A) Diagram representing devices shown in B and C. B) Diversion of flow through polymerization based amplification of the positive biotin/avidin recognition by the glucose oxidase-avidin complex. C) Lack of flow diversion when polymerization based amplification is performed on a system exposed to unconjugated glucose oxidase. D) Backpressure resulting from exposure to 0 or 10 μg mL⁻¹ TGF-β and subsequent polymerization based amplification of a device built to detect TGF-β. A syringe pump generates pressure by depressing an air-filled syringe at a rate of 50 μL s⁻¹.

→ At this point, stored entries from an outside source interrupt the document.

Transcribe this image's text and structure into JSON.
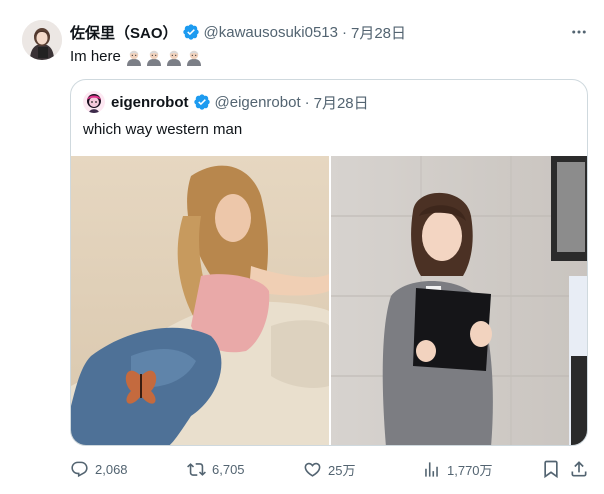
{
  "tweet": {
    "author_name": "佐保里（SAO）",
    "handle": "@kawausosuki0513",
    "separator": "·",
    "date": "7月28日",
    "text": "Im here",
    "emoji": [
      "person-emoji",
      "person-emoji",
      "person-emoji",
      "person-emoji"
    ]
  },
  "quote": {
    "author_name": "eigenrobot",
    "handle": "@eigenrobot",
    "separator": "·",
    "date": "7月28日",
    "text": "which way western man"
  },
  "actions": {
    "replies": "2,068",
    "reposts": "6,705",
    "likes": "25万",
    "views": "1,770万"
  },
  "colors": {
    "text": "#0f1419",
    "secondary": "#536471",
    "verified": "#1d9bf0",
    "border": "#cfd9de"
  }
}
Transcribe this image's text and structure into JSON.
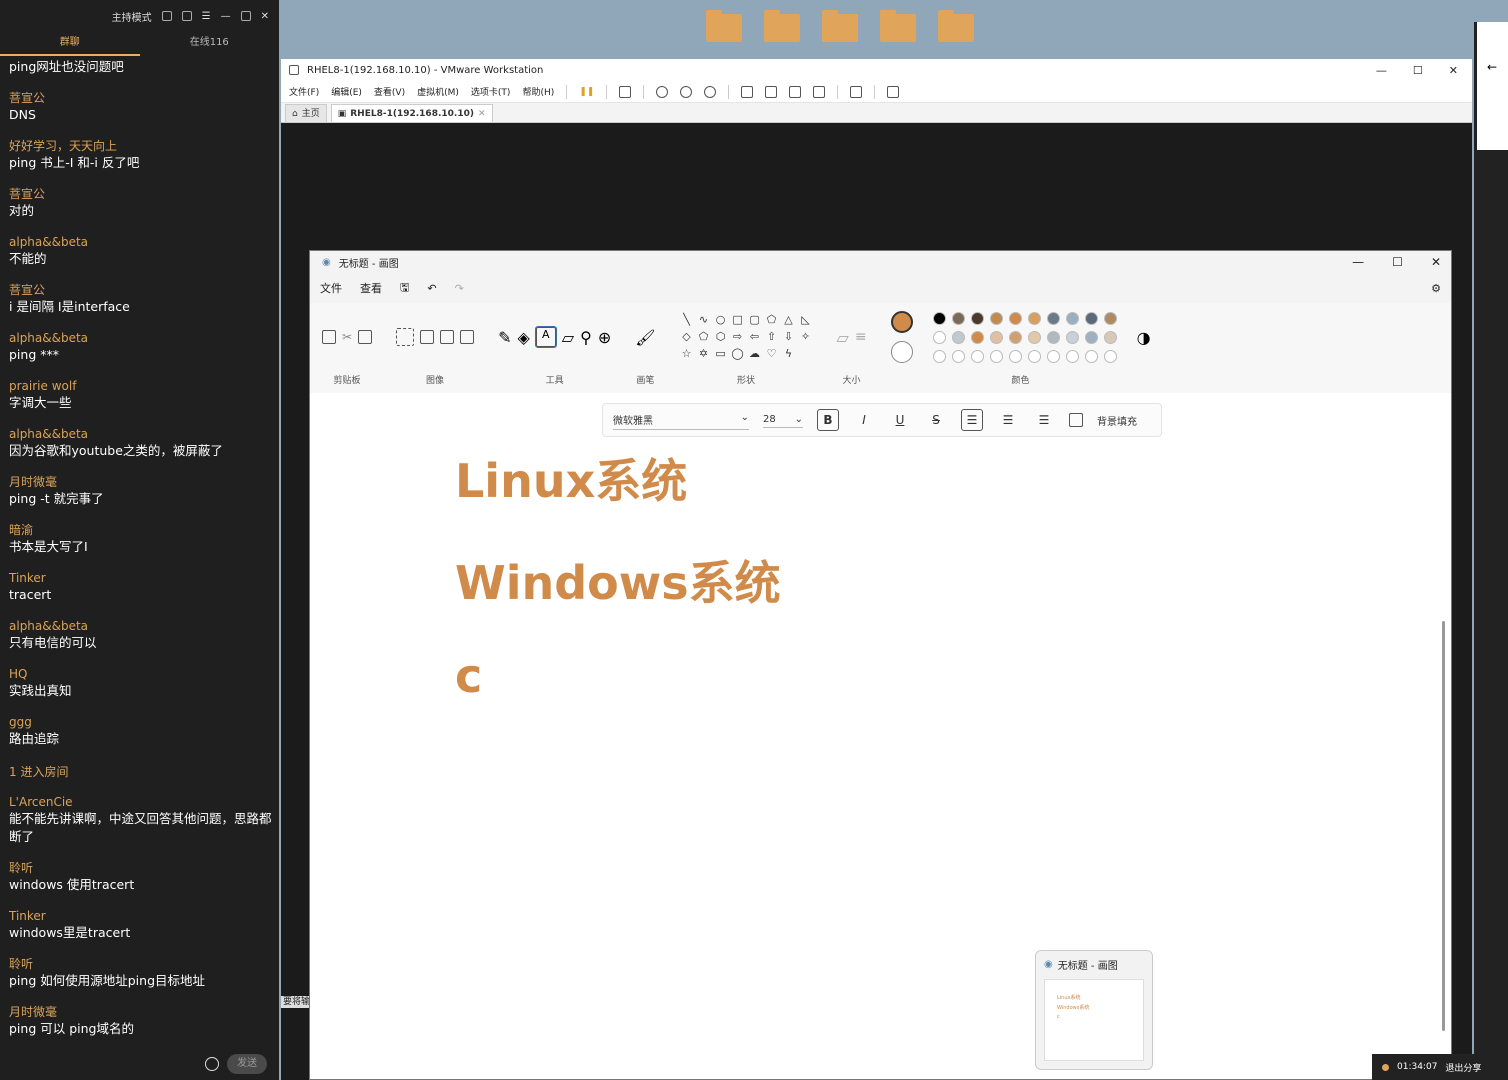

We investigated the pressure tolerance of this microfluidic detection system in response to the detection of human transforming growth factor β1 (TGF-β) in a traditional sandwich assay format.¹⁸ Microchannel walls were coated with thiolated antibodies against TGF-β via Michael addition in the presence of triethanol amine.^{15, 16} Analyte solutions consisting of 0 or 10 μg mL⁻¹ TGF-β were introduced for 5 minutes. The channels were then sequentially contacted for 5 minutes with 20 μg mL⁻¹ biotinylated antibodies against TGF-β, 100 μg mL⁻¹ GOx-Av, and the monomer solution, with rinses in PBS containing 0.1 % BSA between each step. Following the 5 minute polymerization, the devices were connected to a 60 mL syringe pump filled with room air, and pumped at a rate of 50 μLs⁻¹, while the system back pressure was monitored. Representative pressure curves are presented in Figure 3D. The devices exposed to the analyte solution containing 10 μg mL⁻¹ TGF-β generated a polymer plug capable of resisting pressures greater than 15.0 psig. The devices exposed to the negative control analyte solution were cleared of unreacted monomer at pressures below 1 psig. This dramatic distinction (>15 fold) in yield pressure between a positive and negative represents a simple approach to diagnostic readout based on pressure. A portable, rugged device interface with small bicycle pump connected to a pressure gauge would be adequate to enable biodetection in resource limited environments.

Conclusions

This work represents a critical first step in the development of PBA technology for equipment free diagnostics. PBA rapidly forms a stable polymer gel in response to the target biomaterial in a microfluidic environment. The resulting polymer can include labeling species for visual and fluorescent detection modes, or the polymer can be used as a barrier to flow for pressure and fluid flow modes of detection. The devices can be operated with capillary action, requiring no external power source, and the modes of detection are suitable for clear distinction between positive and negative results with little or no supplemental diagnostic equipment. The rapid, equipment-free nature of this approach is promising for potential deployment in low-infrastructure diagnostic sites. In addition to the application in resource limited settings, stimuli-responsive channel blockage represents a novel approach towards altering the flow characteristics of a device based on the recognition of the target species. Successful implementation of this approach would enable the design of more complex microfluidic architectures capable of performing distinct tasks based on the presence or absence of a given target.